I have been thinking about how to show that the set $ S = \{ \text{x is rational} , x^2 < 2 \} $ has no least upper bound in the rationals space, in a way that is intuitive for me. In that sense, I have been trying to formalize what I believe is a good idea:
I have to show that given any rational number whose square is more than $2$, there is still a smaller one whose square is also greater than $2$, that is, it is not the least upper bound.
Since the “input” rational is arbitrary, that is what is making my formalization harder to be made.
My idea is the following:
Take that input number, which I will denote by $q$ and using $1$ as a sort of pivot, add to it (almost) the entire difference $q-1$, that is , a fraction $\alpha = (n-1)/n$ of it, where $n$ is large enough (it will depend on $q$) to have that the “output” number $q’=1+\alpha*[q-1]$ (which is rational since rational plus rational is rational) satisfies: $q’<q$ and also $(q’)^2 > 2$
Could you please tell me what you think and how I can further formalize the idea to prove it is a valid proof, in the sense that it shows a way to construct a lower rational upper bound?

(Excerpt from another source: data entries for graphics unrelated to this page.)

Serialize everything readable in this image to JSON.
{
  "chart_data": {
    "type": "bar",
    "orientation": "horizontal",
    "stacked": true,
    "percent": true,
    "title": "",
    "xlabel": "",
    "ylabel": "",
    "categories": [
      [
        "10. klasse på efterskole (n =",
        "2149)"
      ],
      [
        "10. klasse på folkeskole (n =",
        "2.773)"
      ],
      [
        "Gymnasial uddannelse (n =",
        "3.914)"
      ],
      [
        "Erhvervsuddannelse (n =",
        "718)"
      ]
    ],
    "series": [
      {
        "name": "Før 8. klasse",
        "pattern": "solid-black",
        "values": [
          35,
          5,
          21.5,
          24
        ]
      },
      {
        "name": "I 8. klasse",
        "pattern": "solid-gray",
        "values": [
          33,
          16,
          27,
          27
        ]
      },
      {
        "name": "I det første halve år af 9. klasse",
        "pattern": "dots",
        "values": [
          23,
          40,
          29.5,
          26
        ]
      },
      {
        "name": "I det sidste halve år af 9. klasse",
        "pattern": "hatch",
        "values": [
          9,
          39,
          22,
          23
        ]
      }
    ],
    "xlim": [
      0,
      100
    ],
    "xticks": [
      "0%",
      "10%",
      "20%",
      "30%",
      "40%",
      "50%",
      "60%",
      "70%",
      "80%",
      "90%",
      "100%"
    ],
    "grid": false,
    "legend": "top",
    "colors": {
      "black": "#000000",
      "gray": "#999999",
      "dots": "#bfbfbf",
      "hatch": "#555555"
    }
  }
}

Ps : So far, I think that for the mentioned form of $\alpha$, taking $n > 1/(q-2)$ is big enough to ensure that $q' = 1+\alpha*[q-1]$ has a square bigger than two (the fact that is smaller than q is true for any alpha).
NOTE : I am not interested in proving the fact since I have read and understood other proofs already; my question is related to my approach and how to completely turn my "semi-proof" into a proof. Thank you in advance!